Pondera, Pandora, como se isto fosse um diário

Pondera, Pandora, como se trabalhasse para rever-se, inteira, neste diário

Um ou dois aforismos
Não sei explicar o motivo, mas sempre ouvi com um misto de curiosidade e desconfiança as pessoas que gostam de dar opinão introduzida mais ou menos assim: "como diz o poeta" ou "e como disse o outro". Apesar disso, coleciono alguns aforismos, cujos autores eu prefiro indicar a deixar no ar.

Teixeira de Pascoaes, por exemplo, tinha uns fantásticos: "Amar é dar à luz o amor, personagem transcendente"; "Só os olhos das árvores vêem a esperança que passa"; "Existir não é pensar; é ser lembrado"; "A indiferença que cerca o homem demonstra a sua qualidade de estrangeiro"; "Vivemos como num estado de transmigração para a nossa fotografia".

Ele viveu em Amarante! Pena que não se respire o mesmo ar nos dias de hoje...

O aforismo dele de que eu mais gosto, no entanto, entre os que saíram publicados pela Assírio & Alvim, traz o seguinte:

"A seara não pertence a quem a semeia, pertence ao bicho que a rouba e come".

Sendo homem da terra, do chão, dos cheiros da natureza, muito embora culto, eu só posso concordar. Para um espírito muito suave - a não ser quando sente-se desafiado -, esse tipo de sabedoria condensada é sem dúvida ensinamento.


sexta-feira, 4 de novembro de 2011

Benditas palavras

Crianças entregam-se aos nossos cuidados de maneira inocente. Dão pinta da curiosidade que sentem ao nos verem pegar um termómetro, tirar da lata colorida do chá do bebê uma ou duas colheres para misturar à água fumegante, abrir a gaveta das meias, seja lá o que for que estejamos a providenciar, geralmente às pressas. Arrisco dizer que em proporção muito parecida, esquecem-se de nós e do nosso movimento, se na televisão aparece publicidade cuja música fica bem acompanhada com umas palminhas que aprenderam a bater… Permitem-se estar em sintonia com o meio e, para a sorte da mãe de criança pequena, até certa altura ela é o meio!

Já não trago de volta as palavras bonitas que passaram por mim numa manhã recente, quando peguei meu filho ao colo, segurando um lenço de papel muito fino em uma das mãos, e nos sentamos no sofá. Mesmo sem apoio para as minhas costas, talvez por instinto não o inclinei para o lugar vazio ao meu lado, mas para o resguardo do meu próprio corpo.

Ele se sentia e se sente irritado porque desde há dez dias mais ou menos tem sempre alguém que quer limpar-lhe o nariz. Por isso primeiro empurrou a mão em que eu tinha o lenço. Em seguida, mais calmo, esqueceu o gesto de recusa. E eu, calma também, limpei devagar, sem esfregar, sem apertar aquele nariz redondo.

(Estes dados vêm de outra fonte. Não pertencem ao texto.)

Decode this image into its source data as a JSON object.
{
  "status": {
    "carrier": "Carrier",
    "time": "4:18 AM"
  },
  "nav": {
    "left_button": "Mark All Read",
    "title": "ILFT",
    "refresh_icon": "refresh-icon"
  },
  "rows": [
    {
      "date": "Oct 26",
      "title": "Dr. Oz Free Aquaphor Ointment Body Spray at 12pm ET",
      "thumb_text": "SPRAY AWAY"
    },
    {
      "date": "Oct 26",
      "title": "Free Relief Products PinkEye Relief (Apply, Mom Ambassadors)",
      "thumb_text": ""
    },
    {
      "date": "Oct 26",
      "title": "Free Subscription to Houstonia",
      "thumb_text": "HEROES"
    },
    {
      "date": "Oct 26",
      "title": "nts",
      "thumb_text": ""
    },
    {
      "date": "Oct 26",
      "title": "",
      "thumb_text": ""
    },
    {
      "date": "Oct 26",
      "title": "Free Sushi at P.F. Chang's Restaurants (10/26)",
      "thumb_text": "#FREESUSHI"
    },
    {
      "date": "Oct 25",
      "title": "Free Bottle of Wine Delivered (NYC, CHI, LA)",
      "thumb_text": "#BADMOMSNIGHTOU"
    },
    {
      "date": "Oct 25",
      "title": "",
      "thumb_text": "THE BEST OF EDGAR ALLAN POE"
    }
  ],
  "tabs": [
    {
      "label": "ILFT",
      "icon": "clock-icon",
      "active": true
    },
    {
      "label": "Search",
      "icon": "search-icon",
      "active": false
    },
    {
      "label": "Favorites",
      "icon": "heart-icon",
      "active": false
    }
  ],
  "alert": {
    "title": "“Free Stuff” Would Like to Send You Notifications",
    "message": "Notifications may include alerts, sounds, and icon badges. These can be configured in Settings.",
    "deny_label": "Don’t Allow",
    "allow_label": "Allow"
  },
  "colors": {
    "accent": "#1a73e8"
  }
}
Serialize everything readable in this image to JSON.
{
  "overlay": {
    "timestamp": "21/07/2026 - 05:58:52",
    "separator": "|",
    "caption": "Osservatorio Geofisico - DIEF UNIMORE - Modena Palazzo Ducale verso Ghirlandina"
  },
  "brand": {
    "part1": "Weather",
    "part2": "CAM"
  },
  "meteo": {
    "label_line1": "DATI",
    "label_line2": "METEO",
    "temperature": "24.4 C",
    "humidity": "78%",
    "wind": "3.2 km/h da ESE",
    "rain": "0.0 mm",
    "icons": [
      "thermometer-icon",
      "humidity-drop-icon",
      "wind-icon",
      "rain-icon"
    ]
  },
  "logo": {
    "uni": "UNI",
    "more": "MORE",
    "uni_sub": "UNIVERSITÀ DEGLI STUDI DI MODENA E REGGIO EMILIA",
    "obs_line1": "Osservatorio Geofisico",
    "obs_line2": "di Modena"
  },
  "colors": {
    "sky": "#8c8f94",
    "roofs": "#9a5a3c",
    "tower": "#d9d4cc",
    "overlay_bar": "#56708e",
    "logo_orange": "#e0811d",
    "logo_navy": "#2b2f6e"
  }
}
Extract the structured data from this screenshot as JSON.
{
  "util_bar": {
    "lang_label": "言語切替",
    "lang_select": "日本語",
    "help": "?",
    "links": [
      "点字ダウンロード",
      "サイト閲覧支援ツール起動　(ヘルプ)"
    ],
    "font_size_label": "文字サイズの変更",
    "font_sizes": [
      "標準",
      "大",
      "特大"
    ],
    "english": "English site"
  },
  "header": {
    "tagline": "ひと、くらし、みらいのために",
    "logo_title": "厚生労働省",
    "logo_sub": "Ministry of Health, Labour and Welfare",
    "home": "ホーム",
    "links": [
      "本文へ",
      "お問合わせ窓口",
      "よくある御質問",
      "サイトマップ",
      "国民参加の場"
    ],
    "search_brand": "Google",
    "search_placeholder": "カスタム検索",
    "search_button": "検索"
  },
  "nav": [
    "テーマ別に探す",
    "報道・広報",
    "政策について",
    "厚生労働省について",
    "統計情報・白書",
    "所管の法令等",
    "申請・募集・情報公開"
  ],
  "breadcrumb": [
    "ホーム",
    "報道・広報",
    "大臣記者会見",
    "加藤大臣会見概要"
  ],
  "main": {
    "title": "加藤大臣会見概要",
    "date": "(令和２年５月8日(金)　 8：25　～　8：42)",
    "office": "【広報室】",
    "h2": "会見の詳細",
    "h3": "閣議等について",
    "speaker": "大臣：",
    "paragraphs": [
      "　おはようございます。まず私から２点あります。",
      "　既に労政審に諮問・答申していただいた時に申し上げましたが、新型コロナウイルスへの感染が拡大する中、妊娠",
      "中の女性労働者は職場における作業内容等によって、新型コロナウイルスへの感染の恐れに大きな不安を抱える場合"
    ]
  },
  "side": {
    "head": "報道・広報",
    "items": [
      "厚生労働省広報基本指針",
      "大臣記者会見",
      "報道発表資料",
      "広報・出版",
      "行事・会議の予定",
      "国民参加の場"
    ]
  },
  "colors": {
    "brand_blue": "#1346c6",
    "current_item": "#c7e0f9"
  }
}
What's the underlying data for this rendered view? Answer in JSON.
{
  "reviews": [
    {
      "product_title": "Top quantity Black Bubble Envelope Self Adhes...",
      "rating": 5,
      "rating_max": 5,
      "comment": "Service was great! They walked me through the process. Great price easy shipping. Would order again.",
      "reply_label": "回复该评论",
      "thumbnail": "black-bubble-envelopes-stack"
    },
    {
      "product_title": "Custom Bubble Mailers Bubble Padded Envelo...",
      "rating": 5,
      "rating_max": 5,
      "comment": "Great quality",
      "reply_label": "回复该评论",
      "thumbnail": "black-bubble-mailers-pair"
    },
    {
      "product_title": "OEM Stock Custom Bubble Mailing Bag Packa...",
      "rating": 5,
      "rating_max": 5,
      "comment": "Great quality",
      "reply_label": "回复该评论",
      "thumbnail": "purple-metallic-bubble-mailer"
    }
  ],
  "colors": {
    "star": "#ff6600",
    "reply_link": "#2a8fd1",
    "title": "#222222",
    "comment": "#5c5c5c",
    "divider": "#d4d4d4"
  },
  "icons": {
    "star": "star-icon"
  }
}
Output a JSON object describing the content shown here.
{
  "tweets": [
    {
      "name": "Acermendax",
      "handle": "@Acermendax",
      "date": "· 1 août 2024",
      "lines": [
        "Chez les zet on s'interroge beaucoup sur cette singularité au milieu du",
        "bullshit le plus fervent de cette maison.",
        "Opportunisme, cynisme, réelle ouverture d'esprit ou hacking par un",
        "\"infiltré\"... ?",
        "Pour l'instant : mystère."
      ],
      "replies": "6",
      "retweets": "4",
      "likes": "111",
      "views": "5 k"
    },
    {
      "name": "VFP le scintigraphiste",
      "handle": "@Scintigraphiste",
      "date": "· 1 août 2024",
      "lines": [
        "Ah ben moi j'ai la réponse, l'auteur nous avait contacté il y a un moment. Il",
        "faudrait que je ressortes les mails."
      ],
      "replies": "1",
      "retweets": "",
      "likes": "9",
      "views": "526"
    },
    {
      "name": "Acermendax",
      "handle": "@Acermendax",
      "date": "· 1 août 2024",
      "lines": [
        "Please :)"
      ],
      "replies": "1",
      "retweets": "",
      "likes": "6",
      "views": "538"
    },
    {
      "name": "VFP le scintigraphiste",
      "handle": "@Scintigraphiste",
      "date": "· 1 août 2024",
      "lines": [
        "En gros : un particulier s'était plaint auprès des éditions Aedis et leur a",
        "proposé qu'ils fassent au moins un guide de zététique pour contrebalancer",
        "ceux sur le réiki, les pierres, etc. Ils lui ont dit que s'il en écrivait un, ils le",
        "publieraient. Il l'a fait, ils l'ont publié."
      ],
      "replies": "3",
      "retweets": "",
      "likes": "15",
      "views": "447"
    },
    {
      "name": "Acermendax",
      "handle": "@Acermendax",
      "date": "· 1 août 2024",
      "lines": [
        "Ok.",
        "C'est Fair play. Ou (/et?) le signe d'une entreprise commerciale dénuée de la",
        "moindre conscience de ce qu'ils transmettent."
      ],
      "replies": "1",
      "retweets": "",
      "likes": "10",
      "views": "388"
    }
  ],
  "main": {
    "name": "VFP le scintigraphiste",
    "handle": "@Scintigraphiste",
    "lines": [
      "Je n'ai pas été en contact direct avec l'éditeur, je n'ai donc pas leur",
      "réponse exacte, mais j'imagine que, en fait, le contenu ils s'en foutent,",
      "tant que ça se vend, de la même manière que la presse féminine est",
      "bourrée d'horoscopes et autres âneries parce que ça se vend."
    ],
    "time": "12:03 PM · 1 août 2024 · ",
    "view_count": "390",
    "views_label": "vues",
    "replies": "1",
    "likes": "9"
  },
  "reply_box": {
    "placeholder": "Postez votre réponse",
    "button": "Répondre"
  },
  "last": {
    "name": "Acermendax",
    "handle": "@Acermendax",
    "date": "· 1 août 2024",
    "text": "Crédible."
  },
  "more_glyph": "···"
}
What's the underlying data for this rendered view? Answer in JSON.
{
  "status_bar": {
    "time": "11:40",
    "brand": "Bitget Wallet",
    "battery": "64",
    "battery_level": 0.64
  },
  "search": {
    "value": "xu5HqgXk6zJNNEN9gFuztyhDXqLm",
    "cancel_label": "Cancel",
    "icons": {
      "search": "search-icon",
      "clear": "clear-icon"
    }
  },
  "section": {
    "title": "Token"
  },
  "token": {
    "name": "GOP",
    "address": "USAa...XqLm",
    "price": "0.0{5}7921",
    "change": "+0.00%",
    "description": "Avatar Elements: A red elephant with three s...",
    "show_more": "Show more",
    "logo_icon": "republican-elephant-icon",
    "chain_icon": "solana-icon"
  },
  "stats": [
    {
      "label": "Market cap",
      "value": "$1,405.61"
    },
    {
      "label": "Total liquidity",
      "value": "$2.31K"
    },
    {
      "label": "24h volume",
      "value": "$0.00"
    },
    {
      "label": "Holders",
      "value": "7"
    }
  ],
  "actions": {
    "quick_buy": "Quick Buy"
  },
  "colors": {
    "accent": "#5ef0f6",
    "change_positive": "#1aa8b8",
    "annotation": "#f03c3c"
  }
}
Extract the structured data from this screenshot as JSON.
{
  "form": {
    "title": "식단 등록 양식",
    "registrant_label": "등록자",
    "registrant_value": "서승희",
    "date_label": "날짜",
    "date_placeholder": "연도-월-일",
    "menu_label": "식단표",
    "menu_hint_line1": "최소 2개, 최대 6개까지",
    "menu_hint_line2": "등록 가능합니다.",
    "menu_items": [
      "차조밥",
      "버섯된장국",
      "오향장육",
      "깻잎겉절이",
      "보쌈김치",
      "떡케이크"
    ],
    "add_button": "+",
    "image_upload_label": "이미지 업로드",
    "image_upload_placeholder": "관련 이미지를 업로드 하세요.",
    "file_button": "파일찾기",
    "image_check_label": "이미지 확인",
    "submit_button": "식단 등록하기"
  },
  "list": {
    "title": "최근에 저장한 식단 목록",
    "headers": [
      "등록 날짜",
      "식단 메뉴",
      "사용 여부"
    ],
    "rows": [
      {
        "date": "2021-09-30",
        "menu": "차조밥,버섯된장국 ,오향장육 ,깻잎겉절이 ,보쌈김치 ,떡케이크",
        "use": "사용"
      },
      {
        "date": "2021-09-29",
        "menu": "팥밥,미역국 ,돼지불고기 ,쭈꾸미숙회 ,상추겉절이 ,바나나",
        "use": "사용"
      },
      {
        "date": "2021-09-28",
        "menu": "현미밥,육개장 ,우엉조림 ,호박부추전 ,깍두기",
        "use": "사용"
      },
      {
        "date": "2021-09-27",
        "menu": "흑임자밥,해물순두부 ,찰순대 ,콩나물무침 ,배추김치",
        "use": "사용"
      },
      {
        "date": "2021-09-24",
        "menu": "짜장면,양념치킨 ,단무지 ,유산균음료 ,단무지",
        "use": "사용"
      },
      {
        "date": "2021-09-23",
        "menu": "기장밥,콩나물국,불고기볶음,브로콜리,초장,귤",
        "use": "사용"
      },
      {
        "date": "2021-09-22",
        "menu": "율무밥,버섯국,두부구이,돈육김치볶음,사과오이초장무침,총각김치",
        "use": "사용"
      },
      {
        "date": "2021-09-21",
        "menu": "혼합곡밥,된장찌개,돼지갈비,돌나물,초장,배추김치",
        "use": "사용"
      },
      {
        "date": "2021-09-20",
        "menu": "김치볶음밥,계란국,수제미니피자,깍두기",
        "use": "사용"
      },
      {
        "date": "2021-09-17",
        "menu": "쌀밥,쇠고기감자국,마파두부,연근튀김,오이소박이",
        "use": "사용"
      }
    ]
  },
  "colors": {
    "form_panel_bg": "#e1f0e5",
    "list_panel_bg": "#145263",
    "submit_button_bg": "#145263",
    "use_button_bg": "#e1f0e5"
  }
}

Sentindo serenamente o contato, coloquei em cada pé do meu menino uma meia quentinha, daquelas que minutos atrás ele mesmo tinha jogado em cima das almofadas da sala. Ajeitei a peça de roupa que ele vestia por baixo da blusa de lã e, impulsionada pelo calor da barriga, dei um abraço longo e afundei meu rosto no pescoço dele.

O cabelo só agora começa a crescer de verdade. É fino. Vai ganhando mais ou menos a cor do meu cabelo. Passa de preto a castanho mais claro. Quando comecei a notar cachos desse cabelo a quererem se formar, ele criava o hábito de pôr a mão entre os meus fios de cabelo, como forma de adormecer. Ainda não sabe que uns são mais lisos e outros mais crespos, às vezes encontra um nó e puxa com toda a força para rompê-lo.

E eu que nunca tive queixa de insónia, me pego a acordar no meio da noite, se a respiração dele está ofegante, se resmunga, se chora, se vira muitas vezes de um lado para outro no berço ao lado da cama em que eu durmo. Perco o sono desse jeito, mas não perco de todo a paciência. Passa a noite, mas não passa o gosto em pô-lo algumas noites entre o pai e eu. Porque ele se mexe bruscamente, mas também sabe procurar com uma mão o meu rosto. E nele faz festinhas.

As palavras doces e bonitas que assomam de repente, que assomaram no dia do colo e do lenço ou em outras horas encantadas do 1º ano de vida do meu filho, somem. Voltam a surgir por causa do milagre de certos momentos. Ainda bem que vão durar a um ritmo natural.